The EZ motor should not need a battery or other input source.

But for your 6 on 6 we should not expect any more then what the effects show.

1) I did mention some time ago if you use a diode, then use a 1uf or smaller cap. Right now the diode and cap are more like a load then a pulse source. If you want to see some output, maybe put a diode between the last coil and the reed and the other side of the diode goes into a 100 or so cap and the other side of the cap goes to the first coil.

2) You tried with the reed on the negative side of the coil run. Maybe try it on the positive side as well.
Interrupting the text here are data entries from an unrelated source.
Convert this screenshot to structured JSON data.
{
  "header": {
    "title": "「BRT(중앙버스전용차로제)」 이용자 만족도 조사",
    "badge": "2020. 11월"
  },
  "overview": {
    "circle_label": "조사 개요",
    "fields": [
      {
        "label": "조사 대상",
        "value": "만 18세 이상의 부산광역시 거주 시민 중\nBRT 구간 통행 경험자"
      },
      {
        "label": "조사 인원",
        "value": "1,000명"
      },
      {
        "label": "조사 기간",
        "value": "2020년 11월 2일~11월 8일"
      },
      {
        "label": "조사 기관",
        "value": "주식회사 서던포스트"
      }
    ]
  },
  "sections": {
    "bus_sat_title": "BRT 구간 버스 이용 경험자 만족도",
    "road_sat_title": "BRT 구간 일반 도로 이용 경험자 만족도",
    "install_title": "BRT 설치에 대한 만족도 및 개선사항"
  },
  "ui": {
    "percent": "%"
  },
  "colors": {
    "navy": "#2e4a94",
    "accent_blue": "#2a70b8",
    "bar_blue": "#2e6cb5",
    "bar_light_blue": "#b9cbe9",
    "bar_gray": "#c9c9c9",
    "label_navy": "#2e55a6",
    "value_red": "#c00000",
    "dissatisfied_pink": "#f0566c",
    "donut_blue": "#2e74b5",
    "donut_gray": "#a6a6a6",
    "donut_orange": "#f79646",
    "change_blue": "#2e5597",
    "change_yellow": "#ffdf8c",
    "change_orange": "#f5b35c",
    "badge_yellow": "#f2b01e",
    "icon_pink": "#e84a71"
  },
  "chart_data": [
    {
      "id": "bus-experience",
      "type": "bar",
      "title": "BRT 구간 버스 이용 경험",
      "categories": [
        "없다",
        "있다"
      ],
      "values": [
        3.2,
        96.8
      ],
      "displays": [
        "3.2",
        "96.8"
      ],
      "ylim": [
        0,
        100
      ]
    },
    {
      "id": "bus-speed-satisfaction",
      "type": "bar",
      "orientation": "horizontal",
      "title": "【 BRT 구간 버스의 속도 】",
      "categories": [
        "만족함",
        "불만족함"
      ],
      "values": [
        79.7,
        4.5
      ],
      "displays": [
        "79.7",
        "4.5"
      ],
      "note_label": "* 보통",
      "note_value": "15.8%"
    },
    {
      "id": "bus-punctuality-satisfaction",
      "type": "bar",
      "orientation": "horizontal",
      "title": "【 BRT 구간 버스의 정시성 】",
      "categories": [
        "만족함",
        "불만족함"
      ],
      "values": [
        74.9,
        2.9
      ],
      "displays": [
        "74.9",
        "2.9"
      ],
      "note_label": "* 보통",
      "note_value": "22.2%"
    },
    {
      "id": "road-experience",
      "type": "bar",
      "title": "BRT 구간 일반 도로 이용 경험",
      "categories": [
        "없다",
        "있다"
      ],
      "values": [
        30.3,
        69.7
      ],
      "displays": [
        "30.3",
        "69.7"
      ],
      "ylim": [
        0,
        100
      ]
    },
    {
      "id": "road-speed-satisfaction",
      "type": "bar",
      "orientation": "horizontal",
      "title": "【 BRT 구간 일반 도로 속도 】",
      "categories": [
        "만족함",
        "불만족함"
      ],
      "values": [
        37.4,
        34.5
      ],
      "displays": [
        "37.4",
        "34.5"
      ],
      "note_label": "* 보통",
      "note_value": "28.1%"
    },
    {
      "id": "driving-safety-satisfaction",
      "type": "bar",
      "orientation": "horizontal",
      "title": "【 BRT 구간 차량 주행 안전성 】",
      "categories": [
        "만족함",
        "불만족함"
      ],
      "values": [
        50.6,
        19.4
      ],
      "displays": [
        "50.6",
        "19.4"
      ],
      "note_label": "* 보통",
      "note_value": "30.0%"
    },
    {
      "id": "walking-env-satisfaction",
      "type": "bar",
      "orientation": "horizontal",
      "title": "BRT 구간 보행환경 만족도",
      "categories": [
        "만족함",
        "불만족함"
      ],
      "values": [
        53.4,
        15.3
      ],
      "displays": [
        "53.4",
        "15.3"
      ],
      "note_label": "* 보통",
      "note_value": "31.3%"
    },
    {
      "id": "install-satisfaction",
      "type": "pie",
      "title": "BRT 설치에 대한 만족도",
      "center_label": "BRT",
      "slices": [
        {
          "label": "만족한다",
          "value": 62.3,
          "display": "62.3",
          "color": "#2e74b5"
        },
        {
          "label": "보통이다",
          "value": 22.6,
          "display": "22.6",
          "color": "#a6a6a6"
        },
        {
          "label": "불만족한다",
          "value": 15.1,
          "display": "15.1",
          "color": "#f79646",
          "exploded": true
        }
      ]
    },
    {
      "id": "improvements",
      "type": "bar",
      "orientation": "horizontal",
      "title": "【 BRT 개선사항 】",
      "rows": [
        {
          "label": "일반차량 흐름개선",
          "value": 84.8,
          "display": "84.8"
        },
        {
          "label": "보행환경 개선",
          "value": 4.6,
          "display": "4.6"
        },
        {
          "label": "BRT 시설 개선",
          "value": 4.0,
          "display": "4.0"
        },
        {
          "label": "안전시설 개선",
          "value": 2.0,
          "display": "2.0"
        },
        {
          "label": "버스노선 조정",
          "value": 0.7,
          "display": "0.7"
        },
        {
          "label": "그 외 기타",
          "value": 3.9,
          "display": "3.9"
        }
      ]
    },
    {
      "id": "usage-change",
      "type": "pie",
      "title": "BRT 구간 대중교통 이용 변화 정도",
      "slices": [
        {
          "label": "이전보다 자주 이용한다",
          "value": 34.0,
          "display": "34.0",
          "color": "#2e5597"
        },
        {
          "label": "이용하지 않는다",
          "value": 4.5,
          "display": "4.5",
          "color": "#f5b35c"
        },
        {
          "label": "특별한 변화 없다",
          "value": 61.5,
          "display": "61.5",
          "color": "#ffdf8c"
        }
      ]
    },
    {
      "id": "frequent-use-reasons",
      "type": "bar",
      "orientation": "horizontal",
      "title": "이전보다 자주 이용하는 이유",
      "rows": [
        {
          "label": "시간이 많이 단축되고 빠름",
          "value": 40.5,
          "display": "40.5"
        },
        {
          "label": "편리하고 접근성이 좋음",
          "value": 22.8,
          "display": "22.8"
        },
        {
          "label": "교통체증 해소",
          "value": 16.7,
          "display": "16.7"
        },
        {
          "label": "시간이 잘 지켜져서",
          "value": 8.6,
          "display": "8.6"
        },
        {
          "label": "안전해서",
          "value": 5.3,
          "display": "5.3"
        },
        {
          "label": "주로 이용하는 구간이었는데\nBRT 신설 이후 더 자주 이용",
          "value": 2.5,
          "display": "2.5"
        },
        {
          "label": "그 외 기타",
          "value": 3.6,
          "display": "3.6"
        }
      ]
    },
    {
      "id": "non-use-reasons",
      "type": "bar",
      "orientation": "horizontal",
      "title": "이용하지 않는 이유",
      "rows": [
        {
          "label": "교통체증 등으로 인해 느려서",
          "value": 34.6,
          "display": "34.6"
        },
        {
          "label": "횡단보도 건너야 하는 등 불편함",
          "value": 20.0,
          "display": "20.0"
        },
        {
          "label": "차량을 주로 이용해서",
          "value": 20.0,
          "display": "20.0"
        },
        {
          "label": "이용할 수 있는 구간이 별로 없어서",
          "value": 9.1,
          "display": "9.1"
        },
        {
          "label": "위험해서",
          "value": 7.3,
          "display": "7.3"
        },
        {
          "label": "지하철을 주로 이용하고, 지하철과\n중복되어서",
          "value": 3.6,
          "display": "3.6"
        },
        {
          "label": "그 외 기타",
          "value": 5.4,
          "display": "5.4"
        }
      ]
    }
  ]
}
3) Also maybe try the reed between coils 3 and 4. That is the most curious one for me when I get my one EZ motor type. hehehe

4) The other interesting and maybe easier alternative to your wheel is if you can add 6 more magnets, that would be 12M:6C and @Lasersabers is 6M:12C. Maybe that will give you more to work with and the extreme variance will be very interesting to experiment with in comparison to @Lasersabers.

5) The final variance is the magnet to coil surface area that we have to consider if we look at your results and compare it to @Lasersabers results. All of these factors will play an important role and any variance will affect the final results.

Thanks again for sharing.

wattsup


gyulasun

Hi Conrad,

Thanks for your answer, I understand and respect your points.

I would make a notice on the double reed switch: maybe you will have a more versatile double switch if you make it yourself from 2 single reeds because a real double reed is more difficult to "adjust" with small magnets than two separate ones (also double reeds are harder to find, though not impossible)

Greetings, Gyula


conradelektro

@TinselKoala: I just built a holder for the little biasing magnet and will test it tomorrow. By the way, the six magnets on the rotor have N facing outward (towards the coils), which polarity of the little magnet (on the opposite side Reed switch) should face the Reed switch? I guess it is also N? (I can turn the magnet around easily.)

@wattsup: thank you for the many suggestion, I will do what I can. So many possibilities. Looking forward to your build.

@Gyulasun: I intend to use two independent Reed switches which can be adjusted relative to each other. I did not know that one can buy a double Reed switch. I think that two Reed switches in series do not need biasing magnets, the determining factor for the ON-time will be their relative distance.

I try the biasing magnet (à la TinselKoala) first because it was easier to build (and can be done with one Reed switch only).

Does anyone have an idea why Lasersabers's 3D printed motors need so little current? My hunch is "very short Reed switch ON-time"? The DC resistance of his coils can not be much more than 2K to 3K Ohm in total?